Ni Putu Eka mengatakan, Festival Jatiluwih 2019 dimaksudkan untuk memotivasi masyarakat dan pemerintah agar menjaga alam semesta yang diwariskan Sang Pencipta. Pelestarian lingkungan di kawasan Jatiluwih sangatlah penting, terlebih UNESCO pun telah menetapkan kawasan tersebut sebagai World Heritage atau Warisan Dunia.

"Dengan Festival Jatiluwih 2019 kita bisa memperkenalkan Jatiluwih secara lebih luas,” kata Bupati Ni Putu Eka. 

Ia juga berharap, melalui festival tersebut masyarakat bisa lebih mencintai dan menjaga Jatiluwih bersama-sama. "Saya mohon semua mempunyai komitmen bersama untuk menjaga kawasan ini,” kata Bupati, Jumat 20 September 2019.

"Sehingga ke depan generasi penerus bisa melihat Jatiluwih sebagai World Heritage kebanggaan Kabupaten Tabanan,”sambungnya.

 

Pada kesempatan sama I Gde Pitana mengatakan, Festival Jatiluwih 2019 dapat meningkatkan citra Desa Jatiluwih dan Kabupaten Tabanan. Selain itu, ia juga menegaskan bahwa festival merupakan sarana promosi yang tepat untuk destinasi wisata. Dengan lokasinya yang ada di desa, maka festival ini dapat mewujudkan impian pariwisata kerakyatan.

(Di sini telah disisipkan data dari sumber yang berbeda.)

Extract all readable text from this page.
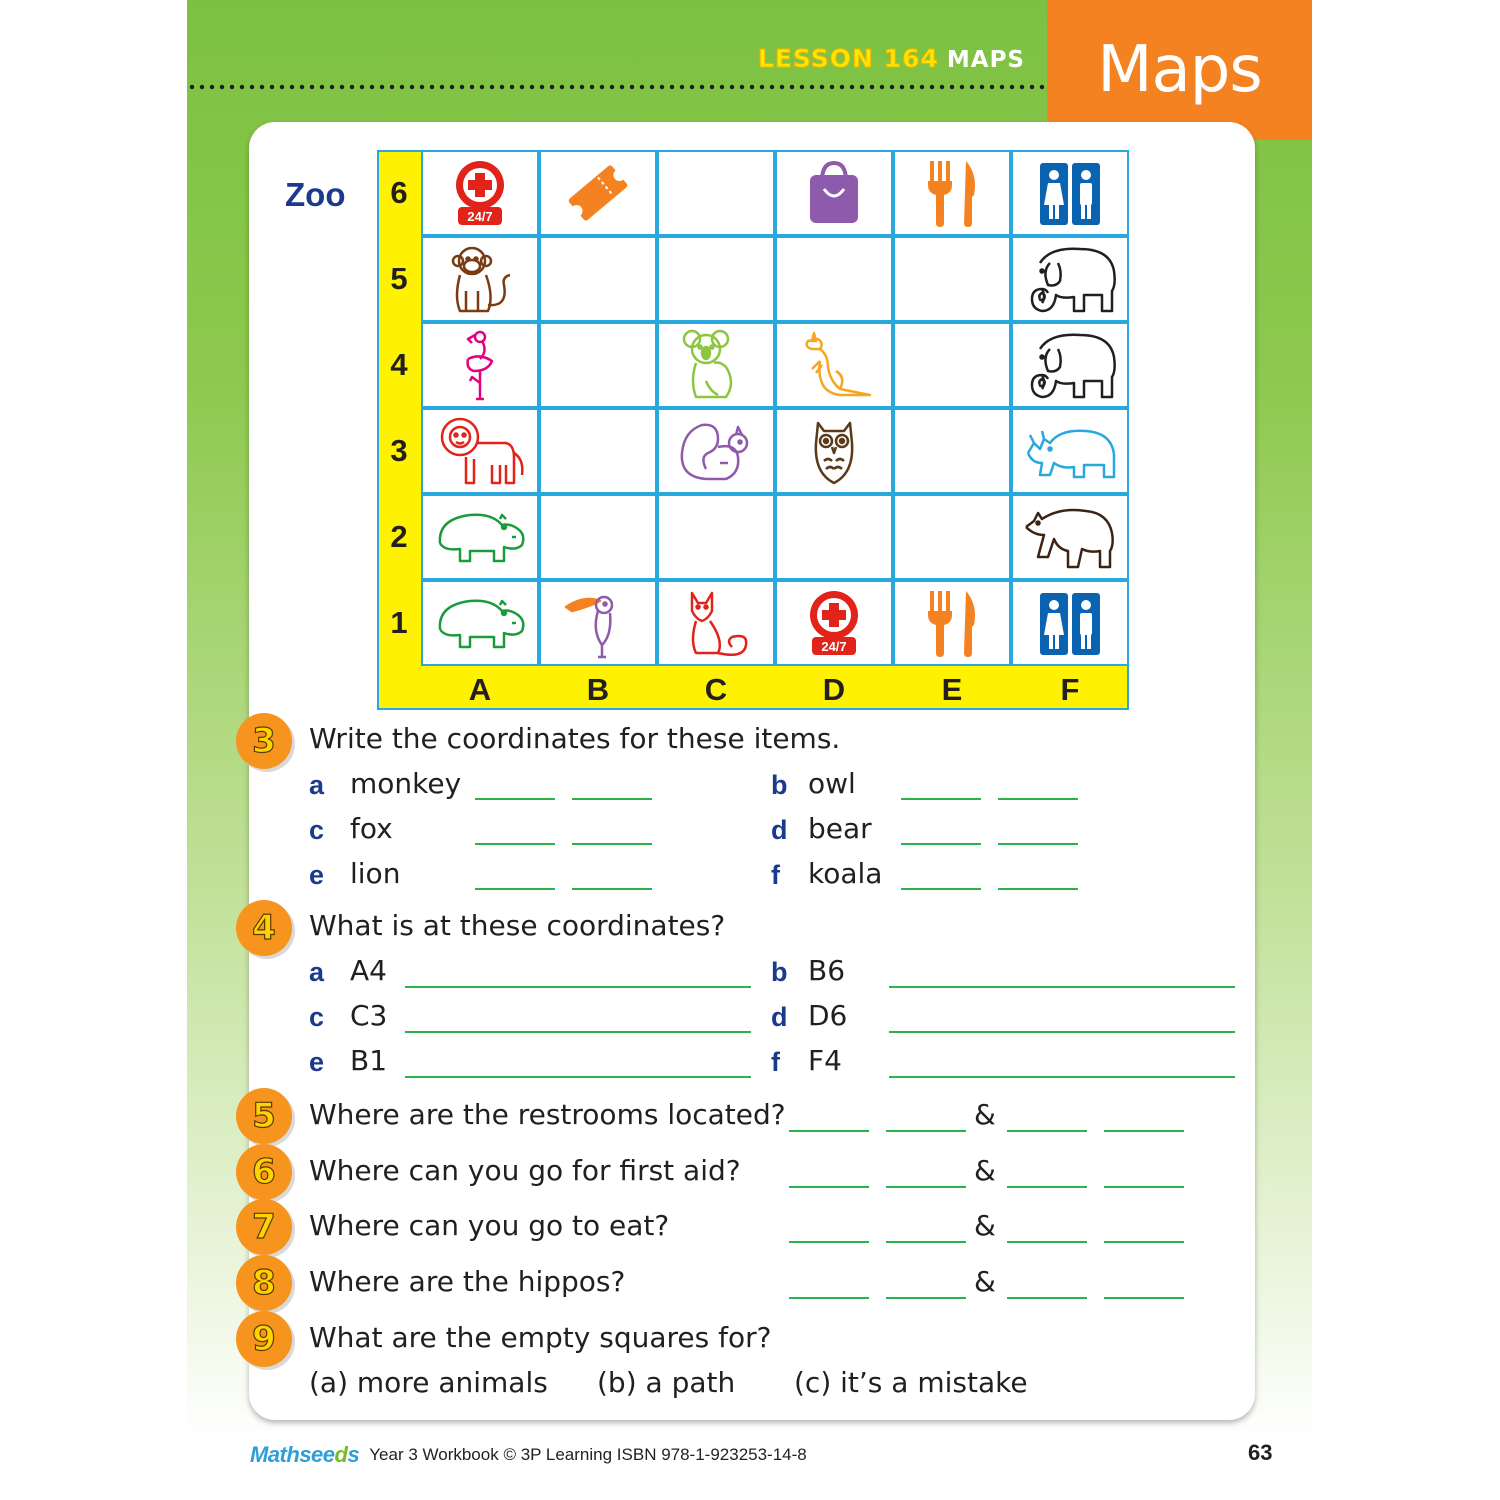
LESSON 164 MAPS Maps
Zoo	6
5
4
3
2
1
A	B	C	D	E	F
24/7
24/7
3 Write the coordinates for these items.
a monkey	b owl
c fox	d bear
e lion	f koala
4 What is at these coordinates?
a A4	b B6
c C3	d D6
e B1	f F4
5 Where are the restrooms located?	&
6 Where can you go for first aid?	&
7 Where can you go to eat?	&
8 Where are the hippos?	&
9 What are the empty squares for?
(a) more animals (b) a path (c) it’s a mistake
Mathseeds Year 3 Workbook © 3P Learning ISBN 978-1-923253-14-8	63
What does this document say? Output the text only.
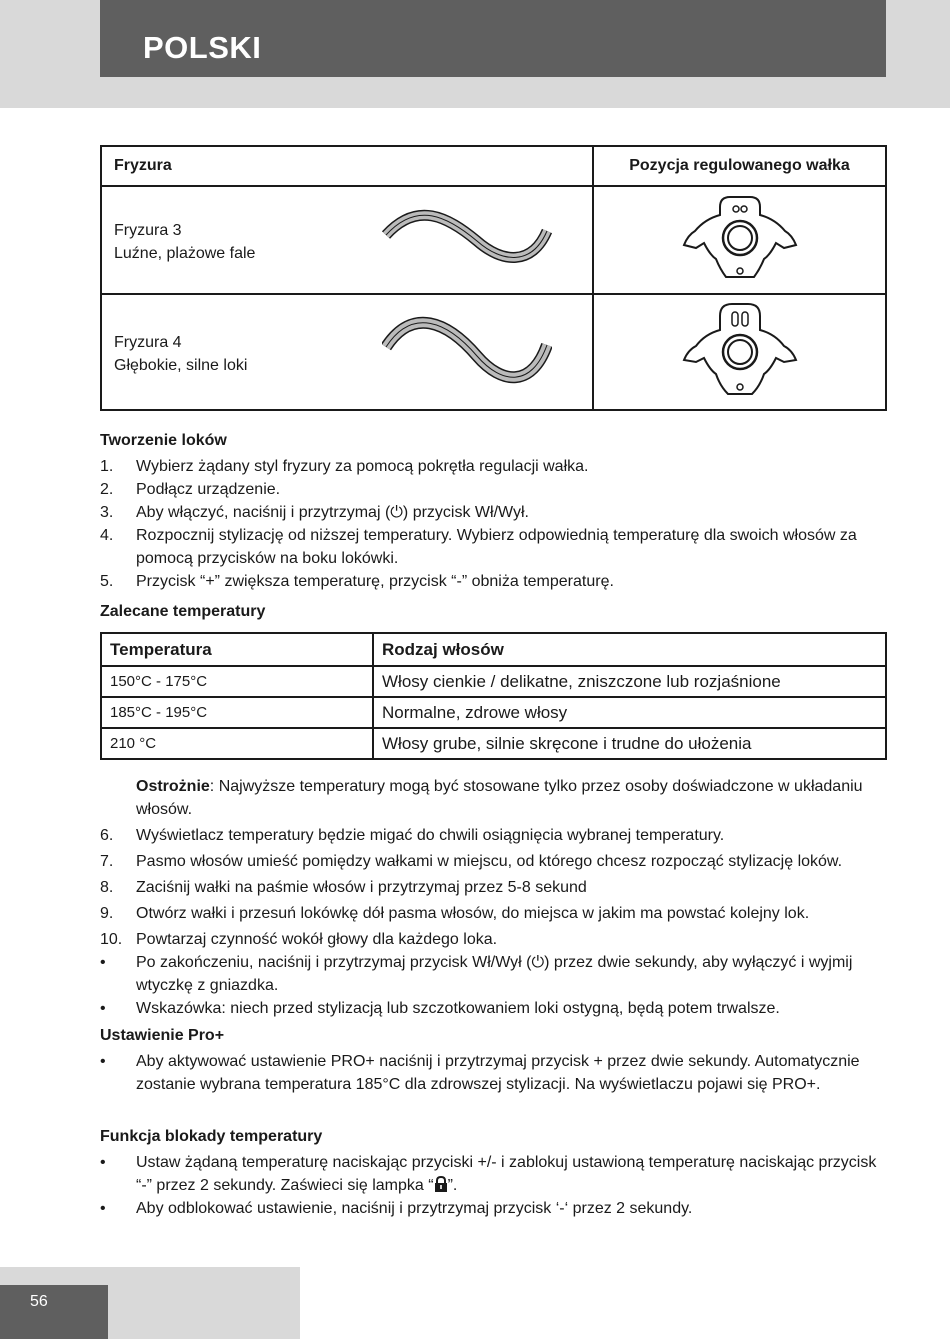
POLSKI
Fryzura	Pozycja regulowanego wałka

Fryzura 3
Luźne, plażowe fale

Fryzura 4
Głębokie, silne loki

Tworzenie loków
1. Wybierz żądany styl fryzury za pomocą pokrętła regulacji wałka.
2. Podłącz urządzenie.
3. Aby włączyć, naciśnij i przytrzymaj (⏻) przycisk Wł/Wył.
4. Rozpocznij stylizację od niższej temperatury. Wybierz odpowiednią temperaturę dla swoich włosów za pomocą przycisków na boku lokówki.
5. Przycisk “+” zwiększa temperaturę, przycisk “-” obniża temperaturę.
Zalecane temperatury
Temperatura	Rodzaj włosów
150°C - 175°C	Włosy cienkie / delikatne, zniszczone lub rozjaśnione
185°C - 195°C	Normalne, zdrowe włosy
210 °C	Włosy grube, silnie skręcone i trudne do ułożenia
Ostrożnie: Najwyższe temperatury mogą być stosowane tylko przez osoby doświadczone w układaniu włosów.
6. Wyświetlacz temperatury będzie migać do chwili osiągnięcia wybranej temperatury.
7. Pasmo włosów umieść pomiędzy wałkami w miejscu, od którego chcesz rozpocząć stylizację loków.
8. Zaciśnij wałki na paśmie włosów i przytrzymaj przez 5-8 sekund
9. Otwórz wałki i przesuń lokówkę dół pasma włosów, do miejsca w jakim ma powstać kolejny lok.
10. Powtarzaj czynność wokół głowy dla każdego loka.
• Po zakończeniu, naciśnij i przytrzymaj przycisk Wł/Wył (⏻) przez dwie sekundy, aby wyłączyć i wyjmij wtyczkę z gniazdka.
• Wskazówka: niech przed stylizacją lub szczotkowaniem loki ostygną, będą potem trwalsze.
Ustawienie Pro+
• Aby aktywować ustawienie PRO+ naciśnij i przytrzymaj przycisk + przez dwie sekundy. Automatycznie zostanie wybrana temperatura 185°C dla zdrowszej stylizacji. Na wyświetlaczu pojawi się PRO+.
Funkcja blokady temperatury
• Ustaw żądaną temperaturę naciskając przyciski +/- i zablokuj ustawioną temperaturę naciskając przycisk “-” przez 2 sekundy. Zaświeci się lampka “ ”.
• Aby odblokować ustawienie, naciśnij i przytrzymaj przycisk ‘-‘ przez 2 sekundy.
56
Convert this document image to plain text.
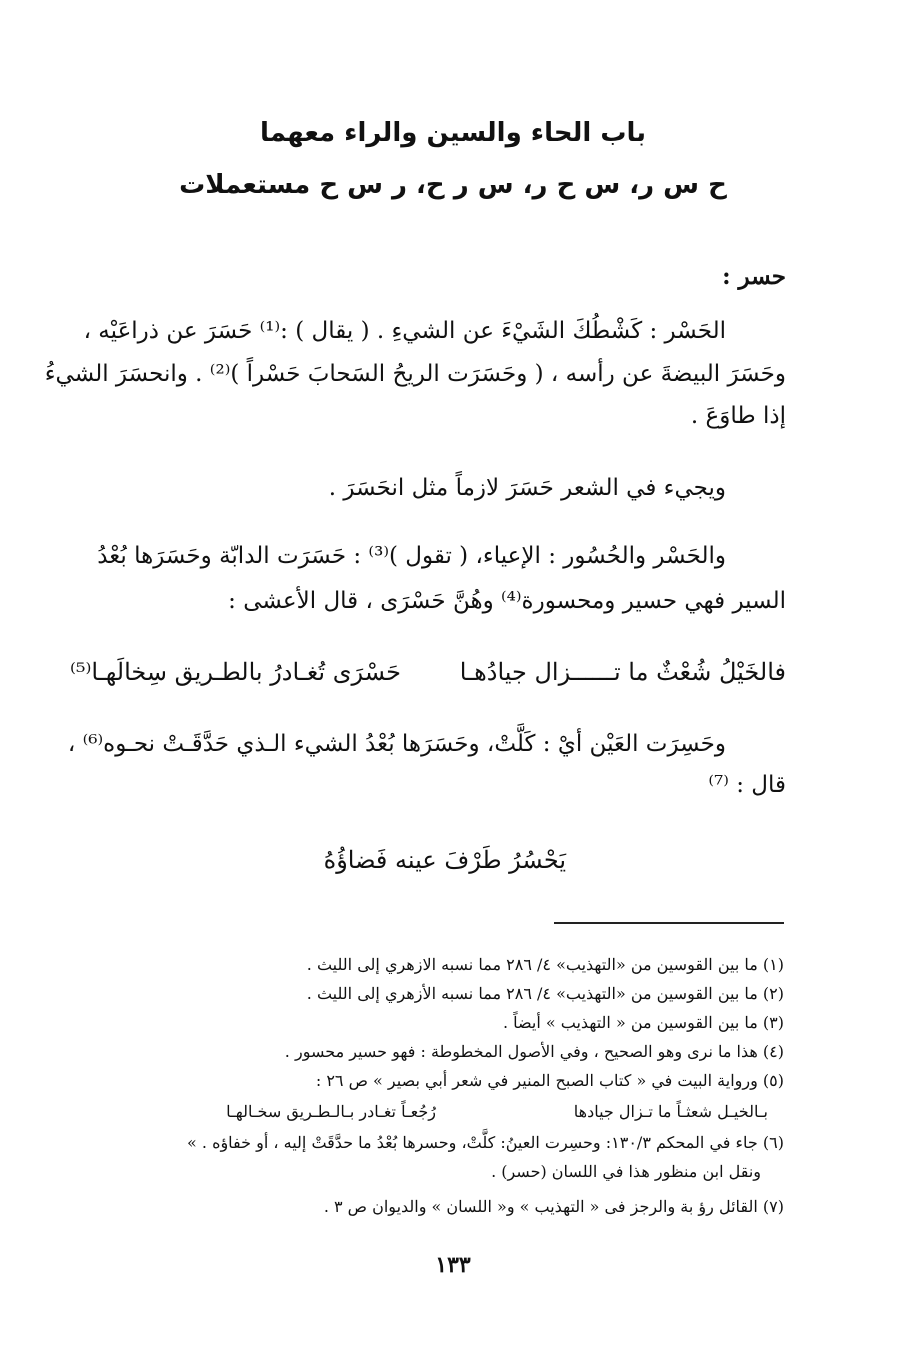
باب الحاء والسين والراء معهما
ح س ر، س ح ر، س ر ح، ر س ح مستعملات
حسر :
الحَسْر : كَشْطُكَ الشَيْءَ عن الشيءِ . ( يقال ) :⁽¹⁾ حَسَرَ عن ذراعَيْه ،
وحَسَرَ البيضةَ عن رأسه ، ( وحَسَرَت الريحُ السَحابَ حَسْراً )⁽²⁾ . وانحسَرَ الشيءُ
إذا طاوَعَ .
ويجيء في الشعر حَسَرَ لازماً مثل انحَسَرَ .
والحَسْر والحُسُور : الإعياء، ( تقول )⁽³⁾ : حَسَرَت الدابّة وحَسَرَها بُعْدُ
السير فهي حسير ومحسورة⁽⁴⁾ وهُنَّ حَسْرَى ، قال الأعشى :
فالخَيْلُ شُعْثٌ ما تــــــزال جيادُهـا
حَسْرَى تُغـادرُ بالطـريق سِخالَهـا⁽⁵⁾
وحَسِرَت العَيْن أيْ : كَلَّتْ، وحَسَرَها بُعْدُ الشيء الـذي حَدَّقَـتْ نحـوه⁽⁶⁾ ،
قال : ⁽⁷⁾
يَحْسُرُ طَرْفَ عينه فَضاؤُهُ
(١) ما بين القوسين من «التهذيب» ٤/ ٢٨٦ مما نسبه الازهري إلى الليث .
(٢) ما بين القوسين من «التهذيب» ٤/ ٢٨٦ مما نسبه الأزهري إلى الليث .
(٣) ما بين القوسين من « التهذيب » أيضاً .
(٤) هذا ما نرى وهو الصحيح ، وفي الأصول المخطوطة : فهو حسير محسور .
(٥) ورواية البيت في « كتاب الصبح المنير في شعر أبي بصير » ص ٢٦ :
بـالخيـل شعثـاً ما تـزال جيادها
رُجُعـاً تغـادر بـالـطـريق سخـالهـا
(٦) جاء في المحكم ١٣٠/٣: وحسِرت العينُ: كلَّتْ، وحسرها بُعْدُ ما حدَّقَتْ إليه ، أو خفاؤه . »
ونقل ابن منظور هذا في اللسان (حسر) .
(٧) القائل رؤ بة والرجز فى « التهذيب » و« اللسان » والديوان ص ٣ .
١٣٣
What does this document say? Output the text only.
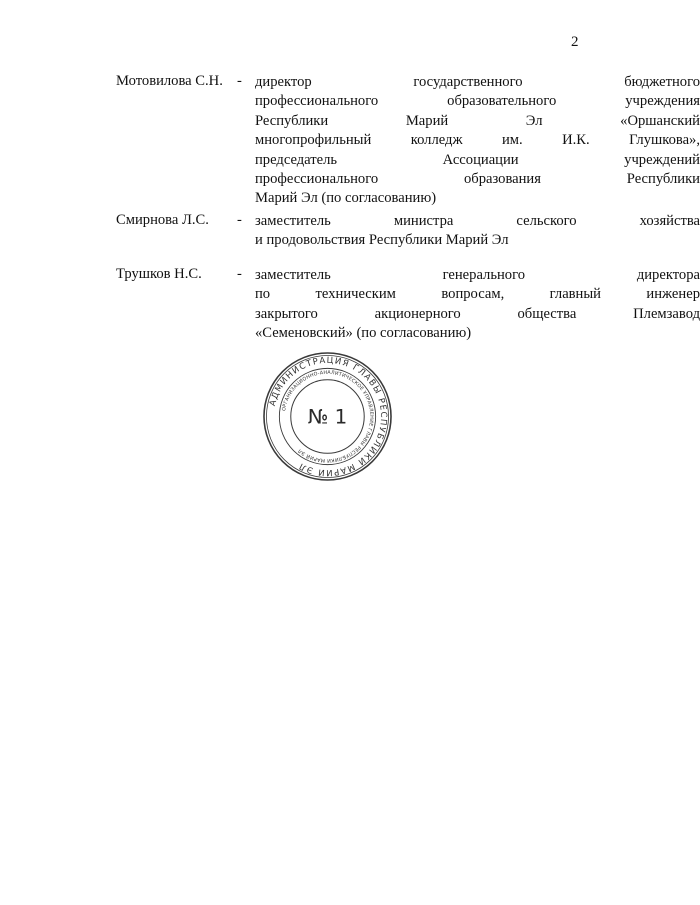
2
Мотовилова С.Н. - директор государственного бюджетного
профессионального образовательного учреждения
Республики Марий Эл «Оршанский
многопрофильный колледж им. И.К. Глушкова»,
председатель Ассоциации учреждений
профессионального образования Республики
Марий Эл (по согласованию)
Смирнова Л.С. - заместитель министра сельского хозяйства
и продовольствия Республики Марий Эл
Трушков Н.С. - заместитель генерального директора
по техническим вопросам, главный инженер
закрытого акционерного общества Племзавод
«Семеновский» (по согласованию)
АДМИНИСТРАЦИЯ ГЛАВЫ РЕСПУБЛИКИ МАРИЙ ЭЛ
ОРГАНИЗАЦИОННО-АНАЛИТИЧЕСКОЕ УПРАВЛЕНИЕ ГЛАВЫ РЕСПУБЛИКИ МАРИЙ ЭЛ
№ 1
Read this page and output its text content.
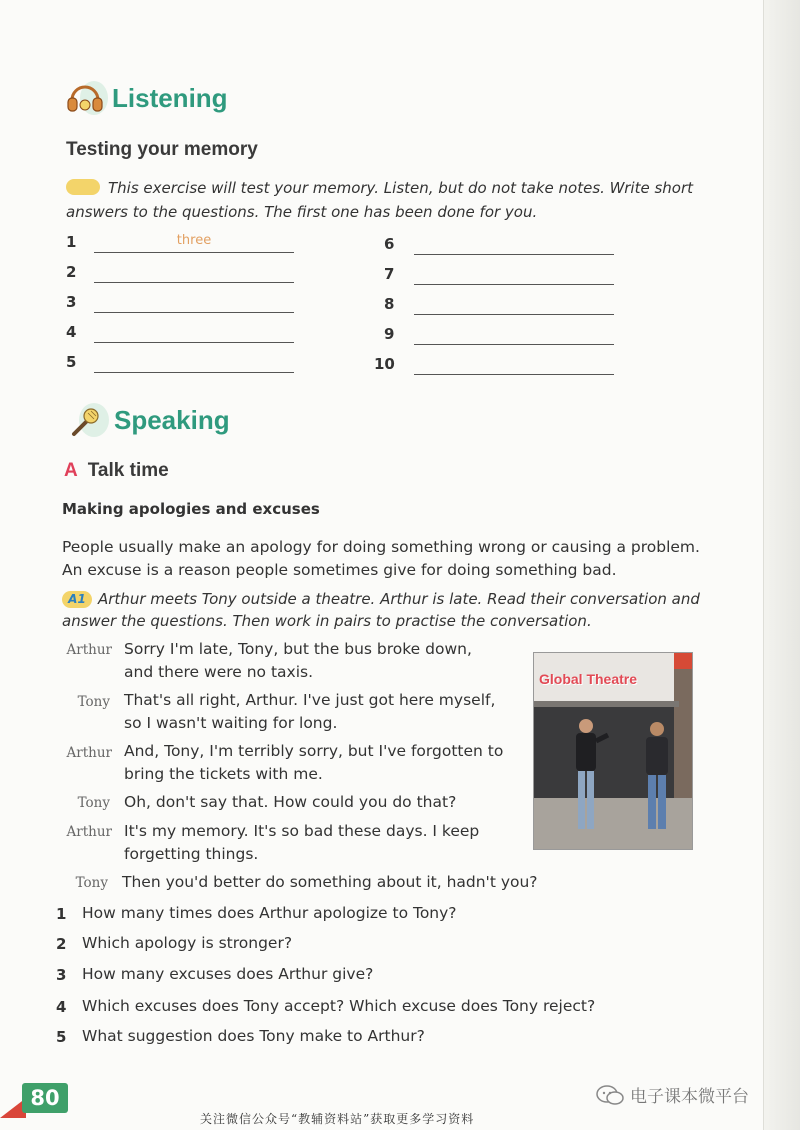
Listening
Testing your memory
This exercise will test your memory. Listen, but do not take notes. Write short answers to the questions. The first one has been done for you.
1	three
2
3
4
5
6
7
8
9
10
Speaking
A Talk time
Making apologies and excuses
People usually make an apology for doing something wrong or causing a problem.
An excuse is a reason people sometimes give for doing something bad.
A1 Arthur meets Tony outside a theatre. Arthur is late. Read their conversation and
answer the questions. Then work in pairs to practise the conversation.
Arthur Sorry I'm late, Tony, but the bus broke down,
and there were no taxis.
Tony That's all right, Arthur. I've just got here myself,
so I wasn't waiting for long.
Arthur And, Tony, I'm terribly sorry, but I've forgotten to
bring the tickets with me.
Tony Oh, don't say that. How could you do that?
Arthur It's my memory. It's so bad these days. I keep
forgetting things.
Tony Then you'd better do something about it, hadn't you?
Global Theatre
1 How many times does Arthur apologize to Tony?
2 Which apology is stronger?
3 How many excuses does Arthur give?
4 Which excuses does Tony accept? Which excuse does Tony reject?
5 What suggestion does Tony make to Arthur?
80	电子课本微平台
关注微信公众号“教辅资料站”获取更多学习资料
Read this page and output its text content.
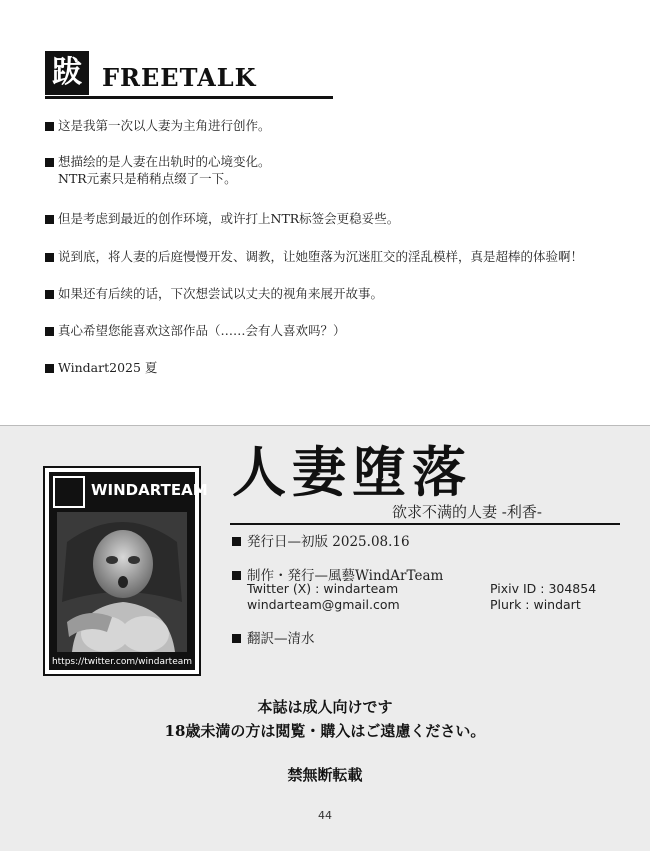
跋 FREETALK
这是我第一次以人妻为主角进行创作。
想描绘的是人妻在出轨时的心境变化。
NTR元素只是稍稍点缀了一下。
但是考虑到最近的创作环境，或许打上NTR标签会更稳妥些。
说到底，将人妻的后庭慢慢开发、调教，让她堕落为沉迷肛交的淫乱模样，真是超棒的体验啊！
如果还有后续的话，下次想尝试以丈夫的视角来展开故事。
真心希望您能喜欢这部作品（……会有人喜欢吗？）
Windart2025 夏
WINDARTEAM
https://twitter.com/windarteam
人妻堕落
欲求不满的人妻 -利香-
発行日—初版 2025.08.16
制作・発行—風藝WindArTeam
Twitter (X) : windarteam	Pixiv ID : 304854
windarteam@gmail.com	Plurk : windart
翻訳—清水
本誌は成人向けです
18歳未満の方は閲覧・購入はご遠慮ください。
禁無断転載
44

"Kami yakin Festival Jatiluwih 2019 meningkatkan citra destinasi pariwisata yang bervariasi dan berkualitas sehingga ke depannya dapat menjadi top of mind dari destinasi di Bali,” kata Pitana.

Pembukaan Festival Jatiluwih 2019 ditandai dengan pemukulan gong. Sebelumnya juga sempat ditampilkan Tari Bungan Sandat Serasi yang merupakan tari sambutan kepada para tamu undangan yang hadir. Ada pula Okokan Brahma Diva Kencana yang merupakan tarian dari para petani tradisional menggunakan benda seperti gong yang digerakkan hingga mengeluarkan suara.

Pada acara Festival Jatiluwih 2019, wisatawan yang datang dapat terlibat dalam aneka atraksi yang menarik. Mulai dari menonton gelaran kesenian dan budaya, mengikuti workshop, dan mencicipi aneka kuliner tradisional. Wisatawan juga bisa berfoto di sejumlah spot unik yang terbuat dari bambu dan anyaman jerami.